Effects of contrast agent infusion rates on thresholds for tissue damage produced by single exposures of high-intensity ultrasound.

Stabilized microbubble ultrasound contrast agents (UCA) have potential to aid tissue ablation during ultrasound surgery by enhancing both cavitational and thermal damage mechanisms. Previously, we showed UCA infused at a rate of 1 microL/kg/min prior to ultrasound exposure could reduce the total energy required to produce tissue damage by up to two orders of magnitude. In this paper, we evaluate thresholds for macroscopic tissue damage with UCA infusion rates (IR) of 0.1, 0.3, 1, 3, and 10 microL/kg/min to determine IR potentially effective for ultrasound therapy. Canine kidneys were surgically externalized and insonified with single exposures of focused ultrasound. Incident exposures were 1.44 MHz tone bursts, either 250 ms in duration with intensity between 500 W/cm2 and 3200 W/cm2, or 100 micros to 1 s in duration with intensity equal to 3200 W/cm2. Probabilities of tissue damage occurrence were determined for each set of exposure conditions (intensity, duration, and IR).

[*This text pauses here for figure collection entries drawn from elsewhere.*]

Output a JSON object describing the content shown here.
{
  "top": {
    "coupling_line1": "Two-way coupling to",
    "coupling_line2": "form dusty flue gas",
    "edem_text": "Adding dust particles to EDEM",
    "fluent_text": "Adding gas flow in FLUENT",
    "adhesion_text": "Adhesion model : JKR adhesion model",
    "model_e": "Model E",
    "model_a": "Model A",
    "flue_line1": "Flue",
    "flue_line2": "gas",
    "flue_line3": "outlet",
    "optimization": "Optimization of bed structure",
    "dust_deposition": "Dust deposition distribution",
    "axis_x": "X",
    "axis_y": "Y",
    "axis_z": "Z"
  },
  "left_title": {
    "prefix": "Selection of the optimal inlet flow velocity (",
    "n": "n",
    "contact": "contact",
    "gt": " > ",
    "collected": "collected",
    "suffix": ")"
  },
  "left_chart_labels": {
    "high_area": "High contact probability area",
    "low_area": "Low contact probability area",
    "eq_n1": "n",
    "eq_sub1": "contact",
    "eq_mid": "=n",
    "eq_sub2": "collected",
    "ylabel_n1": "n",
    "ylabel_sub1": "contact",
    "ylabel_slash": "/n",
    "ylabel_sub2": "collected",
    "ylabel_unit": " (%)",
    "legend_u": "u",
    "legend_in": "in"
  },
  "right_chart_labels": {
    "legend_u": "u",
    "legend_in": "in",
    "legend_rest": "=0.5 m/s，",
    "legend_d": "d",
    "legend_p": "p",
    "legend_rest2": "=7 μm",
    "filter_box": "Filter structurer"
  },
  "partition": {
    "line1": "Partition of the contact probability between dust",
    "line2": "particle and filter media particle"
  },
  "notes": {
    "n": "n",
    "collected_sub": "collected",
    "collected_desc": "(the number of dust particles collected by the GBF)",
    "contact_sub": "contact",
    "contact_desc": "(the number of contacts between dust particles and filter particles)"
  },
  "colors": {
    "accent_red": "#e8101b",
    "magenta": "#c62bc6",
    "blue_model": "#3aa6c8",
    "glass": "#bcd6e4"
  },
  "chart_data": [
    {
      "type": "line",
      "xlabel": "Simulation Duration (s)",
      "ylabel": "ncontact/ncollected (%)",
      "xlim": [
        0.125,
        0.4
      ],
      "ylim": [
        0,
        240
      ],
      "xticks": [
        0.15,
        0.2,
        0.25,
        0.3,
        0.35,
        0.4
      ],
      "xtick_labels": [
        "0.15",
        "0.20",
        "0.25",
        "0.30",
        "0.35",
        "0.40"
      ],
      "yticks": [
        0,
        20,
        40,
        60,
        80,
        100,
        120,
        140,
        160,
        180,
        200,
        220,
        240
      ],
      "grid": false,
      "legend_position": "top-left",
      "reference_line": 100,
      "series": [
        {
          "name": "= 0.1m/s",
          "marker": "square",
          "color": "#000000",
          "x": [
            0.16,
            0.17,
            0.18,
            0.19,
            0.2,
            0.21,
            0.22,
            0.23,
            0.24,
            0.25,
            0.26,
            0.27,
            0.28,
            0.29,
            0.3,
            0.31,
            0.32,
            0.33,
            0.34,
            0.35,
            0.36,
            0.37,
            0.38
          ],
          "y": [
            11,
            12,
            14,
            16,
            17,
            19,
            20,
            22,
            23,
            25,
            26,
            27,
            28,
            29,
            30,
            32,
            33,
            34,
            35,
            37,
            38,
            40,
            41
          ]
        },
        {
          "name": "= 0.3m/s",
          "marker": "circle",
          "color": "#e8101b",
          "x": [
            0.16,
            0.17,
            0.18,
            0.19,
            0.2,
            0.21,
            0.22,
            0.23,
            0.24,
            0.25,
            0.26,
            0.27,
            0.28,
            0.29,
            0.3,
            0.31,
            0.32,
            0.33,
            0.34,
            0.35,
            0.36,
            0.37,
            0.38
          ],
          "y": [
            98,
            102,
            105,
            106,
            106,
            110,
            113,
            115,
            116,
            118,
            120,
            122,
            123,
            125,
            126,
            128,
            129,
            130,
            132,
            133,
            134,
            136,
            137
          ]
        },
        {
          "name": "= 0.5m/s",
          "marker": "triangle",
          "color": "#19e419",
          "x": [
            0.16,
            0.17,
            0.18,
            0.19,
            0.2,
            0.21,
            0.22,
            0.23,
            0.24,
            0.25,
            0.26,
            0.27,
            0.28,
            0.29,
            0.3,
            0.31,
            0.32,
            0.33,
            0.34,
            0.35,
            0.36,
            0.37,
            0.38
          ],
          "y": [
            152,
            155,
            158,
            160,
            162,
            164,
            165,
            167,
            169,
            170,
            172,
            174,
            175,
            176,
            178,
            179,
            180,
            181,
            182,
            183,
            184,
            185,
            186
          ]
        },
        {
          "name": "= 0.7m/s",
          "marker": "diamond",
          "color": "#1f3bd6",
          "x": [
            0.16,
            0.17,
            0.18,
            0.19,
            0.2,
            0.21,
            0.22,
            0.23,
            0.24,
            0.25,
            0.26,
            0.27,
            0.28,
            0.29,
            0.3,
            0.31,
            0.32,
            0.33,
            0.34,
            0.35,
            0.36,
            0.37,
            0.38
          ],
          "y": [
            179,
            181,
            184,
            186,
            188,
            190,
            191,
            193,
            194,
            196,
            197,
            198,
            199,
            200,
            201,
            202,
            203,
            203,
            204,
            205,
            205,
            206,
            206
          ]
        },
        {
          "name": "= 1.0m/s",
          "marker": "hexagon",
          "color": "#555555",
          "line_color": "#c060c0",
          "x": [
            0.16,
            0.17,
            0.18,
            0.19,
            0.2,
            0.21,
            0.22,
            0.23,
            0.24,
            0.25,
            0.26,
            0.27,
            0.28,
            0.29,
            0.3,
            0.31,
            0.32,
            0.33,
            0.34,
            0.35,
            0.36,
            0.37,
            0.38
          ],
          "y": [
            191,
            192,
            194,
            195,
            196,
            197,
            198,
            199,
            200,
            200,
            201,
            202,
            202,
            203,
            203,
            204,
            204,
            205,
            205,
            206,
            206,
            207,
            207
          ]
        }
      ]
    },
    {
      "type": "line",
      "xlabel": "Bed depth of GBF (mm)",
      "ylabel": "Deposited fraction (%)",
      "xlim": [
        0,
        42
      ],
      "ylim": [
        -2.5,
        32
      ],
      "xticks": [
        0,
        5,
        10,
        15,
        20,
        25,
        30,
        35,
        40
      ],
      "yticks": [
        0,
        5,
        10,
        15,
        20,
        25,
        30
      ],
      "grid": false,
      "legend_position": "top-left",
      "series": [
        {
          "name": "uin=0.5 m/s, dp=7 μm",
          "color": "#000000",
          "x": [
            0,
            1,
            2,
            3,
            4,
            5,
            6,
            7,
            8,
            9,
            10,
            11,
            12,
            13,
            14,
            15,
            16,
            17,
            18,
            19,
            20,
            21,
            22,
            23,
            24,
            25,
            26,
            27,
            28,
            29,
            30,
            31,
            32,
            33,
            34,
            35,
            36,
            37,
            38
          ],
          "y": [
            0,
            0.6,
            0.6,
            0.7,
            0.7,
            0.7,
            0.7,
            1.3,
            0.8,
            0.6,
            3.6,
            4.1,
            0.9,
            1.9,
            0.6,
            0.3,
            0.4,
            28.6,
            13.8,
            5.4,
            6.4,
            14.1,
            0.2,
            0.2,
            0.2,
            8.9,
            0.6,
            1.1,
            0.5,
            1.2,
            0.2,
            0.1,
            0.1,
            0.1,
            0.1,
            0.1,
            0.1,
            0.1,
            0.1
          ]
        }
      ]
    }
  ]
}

A threshold intensity and threshold duration, defined as the quantities for which tissue damage occurred with probability equal to 0.5, were estimated for each IR. Results show that, as IR increased from 0.1 to 10 microL/kg/min, the threshold intensity decreased by up to a factor of 3, and threshold duration decreased by up to a factor of 200. Microbubble introduction at IR up to 10 microL/kg/min thus may be effective in aiding ultrasound therapy.